Study Outcomes: I love outcome-based pricing. It forces you to put your money, not your customer’s money, where you mouth is. Your product’s pricing should reflect the value of the outcome you can help the customer achieve. Think about it like this, why would a customer ever, I mean ever, churn if they see more than enough value for the price they pay? They wouldn’t. Unless the are literally out of money.
Your money
Overinvest in Staff: Herb Kelleher of Southwest Airlines once told his Board of Directors that employees came before shareholders. Having the right staff is a force-multiplier for growth. Having the wrong staff will crush a business. Overpaying for the wrong staff isn’t a function of bad compensation structures. It’s a function of bad HR/hiring practices.
Overinvest in Intel: Parabolic growth isn’t possible if you can’t make data-driven decisions because you a) don’t have the right data; b) don’t have the right processes to help you capture data; c) don’t have the right products to help you parse the data.
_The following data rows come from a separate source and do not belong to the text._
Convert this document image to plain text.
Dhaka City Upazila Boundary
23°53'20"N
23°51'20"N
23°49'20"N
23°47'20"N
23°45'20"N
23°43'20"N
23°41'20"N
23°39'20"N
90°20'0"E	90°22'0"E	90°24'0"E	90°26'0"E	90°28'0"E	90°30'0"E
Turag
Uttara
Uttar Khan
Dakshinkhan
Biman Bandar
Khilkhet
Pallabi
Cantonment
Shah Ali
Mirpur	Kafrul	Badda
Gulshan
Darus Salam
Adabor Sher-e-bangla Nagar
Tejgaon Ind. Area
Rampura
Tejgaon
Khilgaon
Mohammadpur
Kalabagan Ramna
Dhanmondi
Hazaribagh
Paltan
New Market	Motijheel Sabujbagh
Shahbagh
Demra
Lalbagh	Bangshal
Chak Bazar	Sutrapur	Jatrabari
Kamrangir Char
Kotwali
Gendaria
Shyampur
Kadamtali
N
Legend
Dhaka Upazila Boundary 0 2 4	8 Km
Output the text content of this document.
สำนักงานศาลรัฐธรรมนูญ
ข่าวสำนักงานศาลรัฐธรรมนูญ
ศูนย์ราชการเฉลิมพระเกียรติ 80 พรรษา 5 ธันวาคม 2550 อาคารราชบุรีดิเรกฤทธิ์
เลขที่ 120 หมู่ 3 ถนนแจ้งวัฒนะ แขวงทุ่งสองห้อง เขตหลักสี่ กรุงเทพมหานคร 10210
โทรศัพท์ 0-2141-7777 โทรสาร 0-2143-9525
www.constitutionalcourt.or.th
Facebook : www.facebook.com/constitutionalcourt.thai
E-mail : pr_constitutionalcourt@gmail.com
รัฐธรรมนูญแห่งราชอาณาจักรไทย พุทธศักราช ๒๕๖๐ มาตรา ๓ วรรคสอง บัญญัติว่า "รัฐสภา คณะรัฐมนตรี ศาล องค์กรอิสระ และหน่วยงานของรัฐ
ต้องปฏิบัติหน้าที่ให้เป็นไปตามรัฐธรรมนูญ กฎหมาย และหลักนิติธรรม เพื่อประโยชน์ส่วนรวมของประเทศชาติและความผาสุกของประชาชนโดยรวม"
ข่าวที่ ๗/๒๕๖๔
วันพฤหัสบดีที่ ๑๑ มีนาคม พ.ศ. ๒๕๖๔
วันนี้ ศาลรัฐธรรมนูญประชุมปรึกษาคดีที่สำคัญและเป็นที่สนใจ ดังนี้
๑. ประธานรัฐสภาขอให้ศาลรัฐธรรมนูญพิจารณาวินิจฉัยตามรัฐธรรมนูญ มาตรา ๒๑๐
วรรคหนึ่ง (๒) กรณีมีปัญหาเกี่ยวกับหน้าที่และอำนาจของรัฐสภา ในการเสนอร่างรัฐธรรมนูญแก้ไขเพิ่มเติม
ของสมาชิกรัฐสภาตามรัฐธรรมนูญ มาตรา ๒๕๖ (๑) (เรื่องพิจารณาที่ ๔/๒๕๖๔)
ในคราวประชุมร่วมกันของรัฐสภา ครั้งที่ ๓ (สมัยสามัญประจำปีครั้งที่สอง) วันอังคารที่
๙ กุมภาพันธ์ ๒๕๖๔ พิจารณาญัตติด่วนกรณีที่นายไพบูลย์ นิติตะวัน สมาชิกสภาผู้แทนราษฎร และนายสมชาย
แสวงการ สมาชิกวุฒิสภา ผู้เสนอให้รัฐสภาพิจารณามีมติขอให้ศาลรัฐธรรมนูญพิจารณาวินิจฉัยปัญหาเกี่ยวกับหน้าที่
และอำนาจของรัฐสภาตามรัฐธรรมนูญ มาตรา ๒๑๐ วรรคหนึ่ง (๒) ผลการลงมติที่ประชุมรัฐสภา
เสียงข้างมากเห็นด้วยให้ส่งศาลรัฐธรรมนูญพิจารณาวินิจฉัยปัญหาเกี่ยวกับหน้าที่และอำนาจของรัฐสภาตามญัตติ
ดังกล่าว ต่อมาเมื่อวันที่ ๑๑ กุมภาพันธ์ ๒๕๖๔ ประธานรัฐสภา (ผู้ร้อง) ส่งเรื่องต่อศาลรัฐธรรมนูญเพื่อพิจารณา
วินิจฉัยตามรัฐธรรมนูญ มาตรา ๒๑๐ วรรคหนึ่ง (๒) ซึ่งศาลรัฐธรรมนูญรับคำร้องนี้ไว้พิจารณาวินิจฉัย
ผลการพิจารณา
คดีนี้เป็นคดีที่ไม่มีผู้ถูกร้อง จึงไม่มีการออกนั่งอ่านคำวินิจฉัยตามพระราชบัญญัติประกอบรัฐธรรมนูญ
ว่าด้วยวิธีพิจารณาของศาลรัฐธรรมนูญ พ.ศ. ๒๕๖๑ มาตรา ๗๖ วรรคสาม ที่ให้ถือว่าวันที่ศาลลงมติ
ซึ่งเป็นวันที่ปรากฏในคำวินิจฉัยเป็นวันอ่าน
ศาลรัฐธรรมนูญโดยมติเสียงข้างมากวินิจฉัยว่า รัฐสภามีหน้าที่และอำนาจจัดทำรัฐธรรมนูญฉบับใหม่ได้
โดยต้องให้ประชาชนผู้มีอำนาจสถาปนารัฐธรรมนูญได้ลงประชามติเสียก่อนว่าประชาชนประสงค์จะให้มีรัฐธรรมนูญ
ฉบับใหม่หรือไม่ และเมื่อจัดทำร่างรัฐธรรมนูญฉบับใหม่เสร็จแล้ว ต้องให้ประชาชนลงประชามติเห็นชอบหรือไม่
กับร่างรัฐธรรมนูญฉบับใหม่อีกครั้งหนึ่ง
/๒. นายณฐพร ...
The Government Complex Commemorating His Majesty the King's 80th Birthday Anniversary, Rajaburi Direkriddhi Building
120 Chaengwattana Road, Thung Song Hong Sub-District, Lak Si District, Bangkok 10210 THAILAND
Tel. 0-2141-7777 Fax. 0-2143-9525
These may sound/feel counterintuitive. I’ve made a career about of going against norms. What I’ve learned is that it’s not always the know best practices that make a difference in the business. Sometimes, its the edge cases or the little-used techniques that make the biggest difference.
Your Turn to Go Parabolic
Reaching parabolic growth isn’t always a straight-line. Sometimes you try things and they don’t work out. Remember, a lot of what has worked for other people is a matter of experimentation.
As important as some of these tactics are, its just as important that you are prepared for if/when your venture experiences rapid growth. That is where we failed with GoGrabLunch.